The bench comprising Justice A.M Khanwilkar and Justice Ajay Rastogi held that levying of tax from a UAE Company in India, when no trading, commercial or industrial activities took place is against Double Taxation Avoidance Agreement (DTAA), signed between India and UAE.

In compliance with Section 139 of the Act, the respondent had been filing its returns of income, showing NIL income, as according to the respondent, no income had accrued or deemed to have accrued to it in India, both under the Income Tax Act, as well as, the agreement entered into between the Government of the Republic of India and the Government of the UAE, which is known as Double Taxation Avoidance Agreement (DTAA).

On an application made by the respondent, the Authority of Advance Ruling (AAR) accordingly concluded that so much of the profits as shall be deemed to accrue or arise to the respondent in India, which were attributable to the PE, namely, the liaison offices in India, would be taxable in India even under the DTAA, and answered the question affirmatively against the respondent-assessee.

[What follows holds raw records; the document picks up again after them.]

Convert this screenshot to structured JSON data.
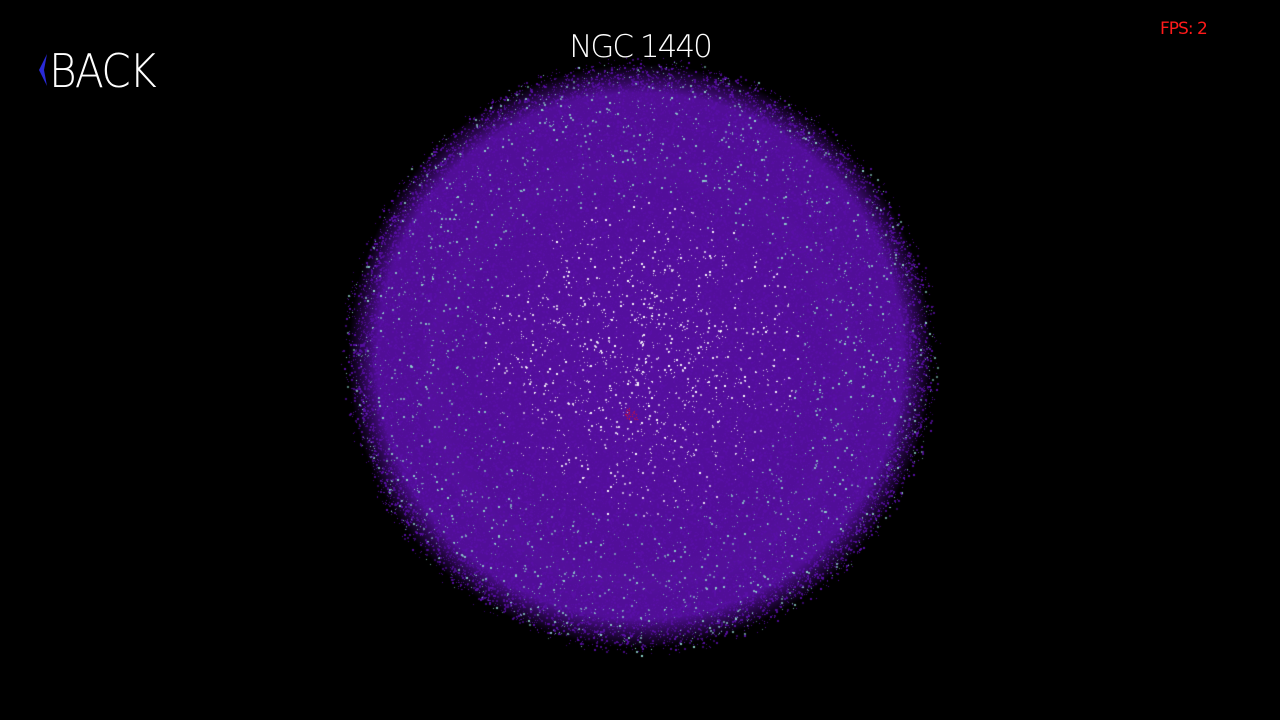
{
  "header": {
    "back_label": "BACK",
    "title": "NGC 1440",
    "fps": "FPS: 2"
  },
  "icons": {
    "back": "chevron-left-icon"
  },
  "colors": {
    "background": "#000000",
    "title": "#ffffff",
    "fps": "#ff1a1a",
    "back_chevron": "#2a2ad8",
    "star_primary": "#5a10a8",
    "star_core": "#ffffff",
    "star_teal": "#8fd3cc",
    "center_marker": "#d01030"
  }
}
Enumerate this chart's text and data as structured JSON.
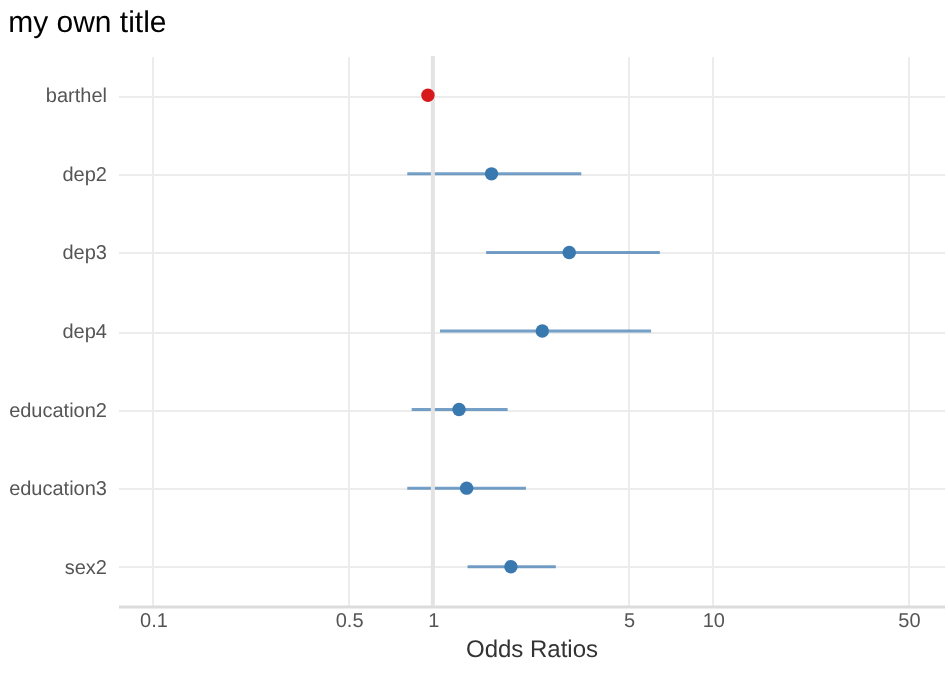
{
  "chart_data": {
    "type": "scatter",
    "title": "my own title",
    "xlabel": "Odds Ratios",
    "categories": [
      "barthel",
      "dep2",
      "dep3",
      "dep4",
      "education2",
      "education3",
      "sex2"
    ],
    "values": [
      0.96,
      1.62,
      3.07,
      2.46,
      1.24,
      1.32,
      1.9
    ],
    "errors": [
      null,
      [
        0.81,
        3.39
      ],
      [
        1.55,
        6.47
      ],
      [
        1.06,
        6.02
      ],
      [
        0.84,
        1.85
      ],
      [
        0.81,
        2.15
      ],
      [
        1.33,
        2.75
      ]
    ],
    "colors": [
      "#d7191c",
      "#3a78b0",
      "#3a78b0",
      "#3a78b0",
      "#3a78b0",
      "#3a78b0",
      "#3a78b0"
    ],
    "orientation": "horizontal",
    "log": "x",
    "xlim": [
      0.075,
      67
    ],
    "xticks": [
      0.1,
      0.5,
      1,
      5,
      10,
      50
    ],
    "ref_lines": [
      {
        "axis": "x",
        "value": 1,
        "color": "#e3e3e3"
      }
    ],
    "grid": true,
    "marker": "circle"
  }
}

Consequently, the Department issued four notices under Section 148 of the 1961 Act addressed to the respondent.

Aggrieved by the notices, the respondent appeared in the High court, which was of the opinion that the Authority proceeded on a wrong premise by first examining the efficacy of Section 5(2)(b) and Section 9(1)(i) of the 1961 Act instead of applying the provisions in Articles 5 and 7 of the DTAA for ascertaining the respondent’s liability to tax.

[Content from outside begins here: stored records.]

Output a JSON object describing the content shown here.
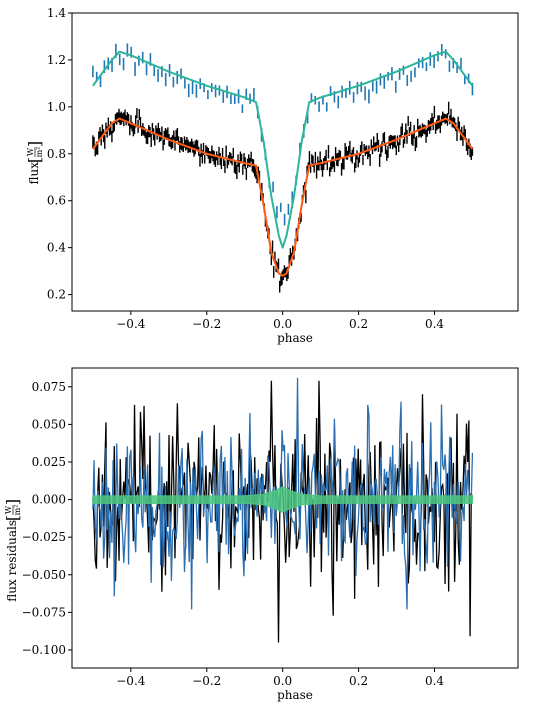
{
  "chart_data": [
    {
      "type": "line",
      "xlabel": "phase",
      "ylabel_text": "flux",
      "ylabel_unit_num": "W",
      "ylabel_unit_den": "m²",
      "xlim": [
        -0.555,
        0.62
      ],
      "ylim": [
        0.13,
        1.4
      ],
      "xticks": [
        -0.4,
        -0.2,
        0.0,
        0.2,
        0.4
      ],
      "xtick_labels": [
        "−0.4",
        "−0.2",
        "0.0",
        "0.2",
        "0.4"
      ],
      "yticks": [
        0.2,
        0.4,
        0.6,
        0.8,
        1.0,
        1.2,
        1.4
      ],
      "ytick_labels": [
        "0.2",
        "0.4",
        "0.6",
        "0.8",
        "1.0",
        "1.2",
        "1.4"
      ],
      "grid": false,
      "series": [
        {
          "role": "observed",
          "color": "#1f77b4",
          "style": "errorbar",
          "model_offset": 0.27,
          "n_points": 100,
          "noise": 0.022
        },
        {
          "role": "model",
          "color": "#2bb59b",
          "style": "line",
          "x": [
            -0.5,
            -0.45,
            -0.43,
            -0.4,
            -0.3,
            -0.2,
            -0.1,
            -0.07,
            -0.05,
            -0.03,
            -0.01,
            0.0,
            0.01,
            0.03,
            0.05,
            0.07,
            0.1,
            0.2,
            0.3,
            0.4,
            0.43,
            0.45,
            0.5
          ],
          "y": [
            1.09,
            1.2,
            1.235,
            1.22,
            1.15,
            1.09,
            1.04,
            1.02,
            0.85,
            0.62,
            0.45,
            0.4,
            0.45,
            0.62,
            0.85,
            1.02,
            1.04,
            1.09,
            1.15,
            1.22,
            1.235,
            1.2,
            1.09
          ]
        },
        {
          "role": "observed",
          "color": "#000000",
          "style": "errorbar",
          "model_offset": 0.0,
          "n_points": 320,
          "noise": 0.022
        },
        {
          "role": "model",
          "color": "#ff5a14",
          "style": "line",
          "x": [
            -0.5,
            -0.45,
            -0.43,
            -0.4,
            -0.3,
            -0.2,
            -0.1,
            -0.07,
            -0.05,
            -0.03,
            -0.01,
            0.0,
            0.01,
            0.03,
            0.05,
            0.07,
            0.1,
            0.2,
            0.3,
            0.4,
            0.43,
            0.45,
            0.5
          ],
          "y": [
            0.82,
            0.93,
            0.95,
            0.93,
            0.86,
            0.8,
            0.76,
            0.75,
            0.58,
            0.38,
            0.29,
            0.28,
            0.29,
            0.38,
            0.58,
            0.75,
            0.76,
            0.8,
            0.86,
            0.93,
            0.95,
            0.93,
            0.82
          ]
        }
      ]
    },
    {
      "type": "line",
      "xlabel": "phase",
      "ylabel_text": "flux residuals",
      "ylabel_unit_num": "W",
      "ylabel_unit_den": "m²",
      "xlim": [
        -0.555,
        0.62
      ],
      "ylim": [
        -0.112,
        0.0875
      ],
      "xticks": [
        -0.4,
        -0.2,
        0.0,
        0.2,
        0.4
      ],
      "xtick_labels": [
        "−0.4",
        "−0.2",
        "0.0",
        "0.2",
        "0.4"
      ],
      "yticks": [
        -0.1,
        -0.075,
        -0.05,
        -0.025,
        0.0,
        0.025,
        0.05,
        0.075
      ],
      "ytick_labels": [
        "−0.100",
        "−0.075",
        "−0.050",
        "−0.025",
        "0.000",
        "0.025",
        "0.050",
        "0.075"
      ],
      "grid": false,
      "series": [
        {
          "role": "residuals",
          "color": "#000000",
          "style": "line",
          "n_points": 320,
          "amplitude": 0.028,
          "extremes": {
            "max": 0.079,
            "min": -0.095
          }
        },
        {
          "role": "residuals",
          "color": "#2c6fb0",
          "style": "line",
          "n_points": 320,
          "amplitude": 0.025,
          "extremes": {
            "max": 0.081,
            "min": -0.073
          }
        },
        {
          "role": "zero-band",
          "color": "#4cc77e",
          "style": "band",
          "x": [
            -0.5,
            -0.1,
            -0.05,
            -0.02,
            0.0,
            0.02,
            0.05,
            0.1,
            0.5
          ],
          "y": [
            0.0,
            0.0,
            0.0,
            0.0,
            0.0,
            0.0,
            0.0,
            0.0,
            0.0
          ],
          "half_width": [
            0.0025,
            0.0025,
            0.0035,
            0.006,
            0.0085,
            0.006,
            0.0035,
            0.0025,
            0.0025
          ]
        }
      ]
    }
  ]
}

The division bench comprising Justice A.M. Khanwilkar and Justice Ajay Rastogi upheld the decision of the high court and held that levying of tax from UAE’s Company in India, when no trading, commercial or industrial activities took place is against Double Taxation Avoidance Agreement (DTAA), which was signed between India and UAE.

The bench observed that the nature of activities carried on by the respondent through the liaison office in India was in the nature of “preparatory or auxiliary character” and, therefore, covered by Article 5(3)(e).

“As a result, the fixed place used by the respondent as a liaison office in India, would not qualify the definition of PE in terms of Articles 5(1) and 5(2) of the DTAA on account of non-obstante and deeming clause in Article 5(3) of the DTAA,” the bench said.

While concluding the matter in favor of the assessee, the bench held that “the respondent was not carrying on any business activity in India as such, but only dispensing with the remittances by downloading information from the main server of the respondent in UAE and printing cheques/drafts drawn on the banks in India as per the instructions given by the NRI remitters in UAE. The transaction(s) had completed with the remitters in UAE, and no charges towards fee/commission could be collected by the liaison office in India in that regard. To put it differently, no income as specified in Section 2(24) of the 1961 Act is earned by the liaison office in India and more so because the liaison office is not a PE in terms of Article 5 of DTAA (as it is only carrying on the activity of a preparatory or auxiliary character). The concomitant is – no tax can be levied or collected from the liaison office of the respondent in India in respect of the primary business activities consummated by the respondent in UAE. The activities carried on by the liaison office of the respondent in India as permitted by the RBI, clearly demonstrate that the respondent must steer away from engaging in any primary business activity and in establishing a business connection as such. It can carry on activities of preparatory or auxiliary nature only. In that case, the deeming provisions in Sections 5 and 9 of the 1961 Act can have no bearing whatsoever.”